Der Zurückhaltende

Die Optik des Citroën C4 ist gewöhnungsbedürftig, seine (Bei-)Fahrer überzeugt er aber mit hohem Komfort.

Die Coupé-SUV-Crossover-Bauweise hat auch bei Citroën Einzug ­gehalten.

Der C4 ist so etwas wie die Wundertüte von Citroën. Die Bezeichnung wurde für so viele verschiedene Modelle genutzt, dass man nie weiss, was als Nächstes kommt. Erstmals wurde der Name im Jahr 2004 eingeführt, als der fünftürige C4 den Xsara ablöste. Eine dreitürige Variante gab es auch, die als C4 Coupé vertrieben wurde – und mit einem Coupé so gut wie gar nichts am Hut hatte. Parallel dazu wurde die Bezeichnung C4 ab 2007 auch für die Minivans C4 Picasso und C4 Grand Picasso, der später in Grand C4 Picasso und dann in Grand C4 Spacetourer umbenannt wurde, genutzt. Ab 2014 war der C4 mit dem Namenszusatz Cactus dann auch ein Crossover-SUV. Das muss man alles nicht verstehen, wichtig ist, dass Citroën im vergangenen Jahr die neueste Iteration des C4 auf den Markt gebracht hat, als Crossover-SUV mit stufenheck-artig abfallender Dachlinie. Als erstes Modell von Citroën basiert der neue C4 auf der von PSA entwickelten Common Modular Platform, die bisher im Konzern vor allem für die kleineren A- und B-Segmente genutzt wird, während die Kompaktklasse auf die EMP2 setzt.

Die Sache mit der Optik

Der Citroën C4 ist ein weiteres Modell aus der Reihe der sieben Finalisten für den Car of the Year 2021, deren Testberichte bereits in der AUTOMOBIL REVUE erschienen sind oder noch erscheinen werden.

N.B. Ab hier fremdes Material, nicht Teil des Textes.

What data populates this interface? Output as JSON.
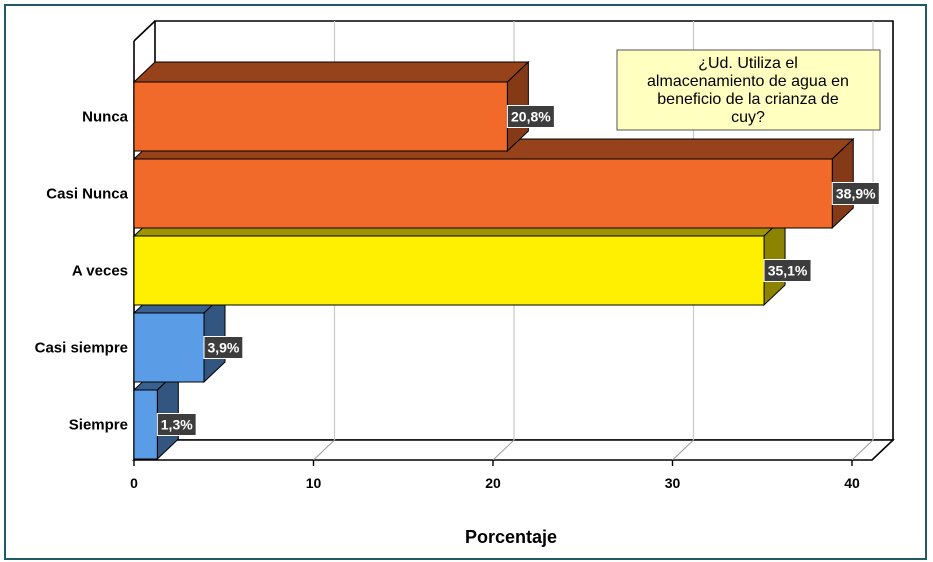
{
  "chart_data": {
    "type": "bar",
    "orientation": "horizontal",
    "style": "3d",
    "title": "¿Ud. Utiliza el almacenamiento de agua en beneficio de la crianza de cuy?",
    "title_lines": [
      "¿Ud. Utiliza el",
      "almacenamiento de agua en",
      "beneficio de la crianza de",
      "cuy?"
    ],
    "xlabel": "Porcentaje",
    "ylabel": "",
    "xlim": [
      0,
      40
    ],
    "xticks": [
      0,
      10,
      20,
      30,
      40
    ],
    "grid": "vertical",
    "categories": [
      "Nunca",
      "Casi Nunca",
      "A veces",
      "Casi siempre",
      "Siempre"
    ],
    "values": [
      20.8,
      38.9,
      35.1,
      3.9,
      1.3
    ],
    "data_labels": [
      "20,8%",
      "38,9%",
      "35,1%",
      "3,9%",
      "1,3%"
    ],
    "colors": [
      "#f26a2a",
      "#f26a2a",
      "#ffef00",
      "#5b9ce6",
      "#5b9ce6"
    ]
  }
}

Zum Sieg hat es ihm nicht gereicht – mit Abstand, möchte man sagen –, aber bereits die Nominierung für die Shortlist weckt doch schon gewisse Hoffnungen in ein Auto. Als grosse Stärke wurde wieder und wieder die grosse Vielfalt an Motorisierungen erwähnt sowie der für dieses Segment nicht selbstverständlich hohe Fahrkomfort. Als Schwächen angekreidet wurden ihm vor allem, dass er nicht wirklich etwas Spezielles sei, und das gewöhnungsbedürftige Design.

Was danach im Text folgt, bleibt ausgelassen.